Je pousse la porte de la chapelle. Un léger grincement et mes pas qui résonnent sur le carrelage. Les regards de quelques sœurs. Je croise celui de Mère Marie des Anges. Des yeux de braise. Elle n’a pas sourcillé. Elle a juste relevé le buste quelques secondes quand je suis entrée. Déjà, elle se tient courbée dans une posture de respect face à l’autel.
Mère Marie des Anges. Quatre-vingt-cinq ans de piété, dont cinquante-cinq passés dans ce monastère. De l’arthrose, de l’hypertension, une bronchite chronique, une vivacité d’esprit inaltérable. Grande, mince, les traits réguliers, une beauté toute classique. Une licence en histoire, un doctorat en théologie. Elle est issue d’une famille d’industriels richissimes et dévots.
Moi, infatigable, petite, ronde, un diplôme d’hôtellerie et un certificat d’aide familiale, une famille de traiteurs pratiquant la religion, irrégulièrement, au gré des banquets et des commandes.
Je regarde Sœur Lucie. Elle m’adresse un sourire plein de bienveillance. Oh, c’est certain, avec Sœur Lucie, je pourrais prononcer mes vœux au moment prévu, c’est-à-dire en juin. Je serais vraiment admise dans la communauté et reconnue par elle. Ne suis-je pas une bonne ouvrière, une abeille butineuse, une fourmi laborieuse ? N’ai-je pas ce sang neuf, cette jeunesse, cette fraîcheur dont on a tant bien besoin ici ? Ici, on manque de bras. Moi, j’offre mes bras, ma foi et mon courage à toute épreuve.
Je m’assieds près de Sœur Angèle, quarante-cinq ans, la dernière à avoir prononcé ses vœux !

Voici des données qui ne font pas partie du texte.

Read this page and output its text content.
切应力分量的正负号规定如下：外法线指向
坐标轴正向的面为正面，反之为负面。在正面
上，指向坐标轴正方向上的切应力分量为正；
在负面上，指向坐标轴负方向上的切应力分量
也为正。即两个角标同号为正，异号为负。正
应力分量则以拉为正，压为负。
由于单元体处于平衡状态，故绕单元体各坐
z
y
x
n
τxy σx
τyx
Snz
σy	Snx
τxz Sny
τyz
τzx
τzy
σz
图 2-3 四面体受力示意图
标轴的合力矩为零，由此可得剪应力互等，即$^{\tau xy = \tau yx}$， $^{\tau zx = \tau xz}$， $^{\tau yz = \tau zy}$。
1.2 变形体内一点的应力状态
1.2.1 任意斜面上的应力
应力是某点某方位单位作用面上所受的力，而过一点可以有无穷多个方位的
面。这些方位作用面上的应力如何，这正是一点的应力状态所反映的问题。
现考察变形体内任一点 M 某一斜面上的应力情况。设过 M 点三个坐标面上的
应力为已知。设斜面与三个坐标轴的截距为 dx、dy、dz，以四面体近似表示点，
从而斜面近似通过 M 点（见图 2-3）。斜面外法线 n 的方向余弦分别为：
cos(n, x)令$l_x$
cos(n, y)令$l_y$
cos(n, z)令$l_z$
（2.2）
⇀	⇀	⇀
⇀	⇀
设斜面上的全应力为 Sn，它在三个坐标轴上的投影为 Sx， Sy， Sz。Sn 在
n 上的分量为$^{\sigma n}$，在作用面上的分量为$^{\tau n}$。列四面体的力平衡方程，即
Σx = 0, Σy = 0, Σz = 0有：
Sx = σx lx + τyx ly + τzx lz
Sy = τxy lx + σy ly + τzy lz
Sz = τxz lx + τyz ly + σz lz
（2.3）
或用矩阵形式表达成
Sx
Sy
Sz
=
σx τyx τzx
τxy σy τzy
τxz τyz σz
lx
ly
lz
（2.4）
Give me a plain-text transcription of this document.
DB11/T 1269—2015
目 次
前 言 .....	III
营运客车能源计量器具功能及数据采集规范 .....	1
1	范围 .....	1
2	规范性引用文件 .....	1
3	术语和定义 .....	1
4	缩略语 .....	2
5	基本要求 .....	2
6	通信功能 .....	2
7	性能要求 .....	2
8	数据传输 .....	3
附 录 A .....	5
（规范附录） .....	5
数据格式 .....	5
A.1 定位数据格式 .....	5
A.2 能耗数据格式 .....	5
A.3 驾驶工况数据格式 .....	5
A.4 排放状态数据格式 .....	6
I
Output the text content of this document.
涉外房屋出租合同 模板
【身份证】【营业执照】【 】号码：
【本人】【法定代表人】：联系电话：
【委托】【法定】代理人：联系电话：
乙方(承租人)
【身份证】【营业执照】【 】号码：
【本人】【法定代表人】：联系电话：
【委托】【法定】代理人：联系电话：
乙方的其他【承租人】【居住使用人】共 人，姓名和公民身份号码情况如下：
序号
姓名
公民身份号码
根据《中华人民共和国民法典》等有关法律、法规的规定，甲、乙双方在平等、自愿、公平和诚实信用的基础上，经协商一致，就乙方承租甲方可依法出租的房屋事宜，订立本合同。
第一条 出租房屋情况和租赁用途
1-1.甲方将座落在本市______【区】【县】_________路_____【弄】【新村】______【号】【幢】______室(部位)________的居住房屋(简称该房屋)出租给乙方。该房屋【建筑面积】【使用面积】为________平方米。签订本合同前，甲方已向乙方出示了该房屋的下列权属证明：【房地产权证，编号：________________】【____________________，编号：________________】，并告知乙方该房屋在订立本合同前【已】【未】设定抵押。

Je prends le livre de prières dans l’entaille de la chaise et je lis à voix basse, en prenant soin de remuer les lèvres pour prouver à celle qui en douterait que je lis et que je ne rêvasse pas ! Puis, je repose le livre dans l’espace prévu, je joins les mains, je pense à l’organisation de ma journée, aux tâches réalisées et à celles à réaliser. Laver les vitres du cloître, préparer la soupe et la potée aux carottes, préparer le sirop de sauge pour Mère Marie des Anges, cirer le parquet du parloir, agrafer les nouveaux feuillets de chants. Je suis excitée comme une puce à l’idée de tout ce travail à accomplir. Mes louanges vers Dieu ne passent pas par des mots, elles passent par des actes. D’ailleurs, je rêve déjà au temps où je pourrai aller épauler les quelques sœurs qui œuvrent dans un quartier misérable de la capitale.
Sœur Brigitte sonne. Le prêtre sort de la sacristie. La messe commence. Un bel élan de ton mon être. J’ai du coffre. "Je cherche le visage, le visage du Seigneur… "Ma belle voix, les voix fluettes des anciennes. Mon entrain, leur calme.
Mon esprit vagabonde. J’écoute à peine les paroles du prêtre, je réponds mécaniquement. Toujours cette question de noviciat prolongé qui me turlupine. Toujours cette colère rentrée, ce cœur qui s’emballe, cette sueur qui me coule le long des jambes.
Heureusement, il me suffit de suivre le rythme imprimé par Mère Marie des Anges pour être au diapason des autres. Me lever quand elle se lève, m’asseoir quand elle s’assied, me tasser sur moi-même quand elle le fait. Quel meilleur chef d’orchestre qu’elle ?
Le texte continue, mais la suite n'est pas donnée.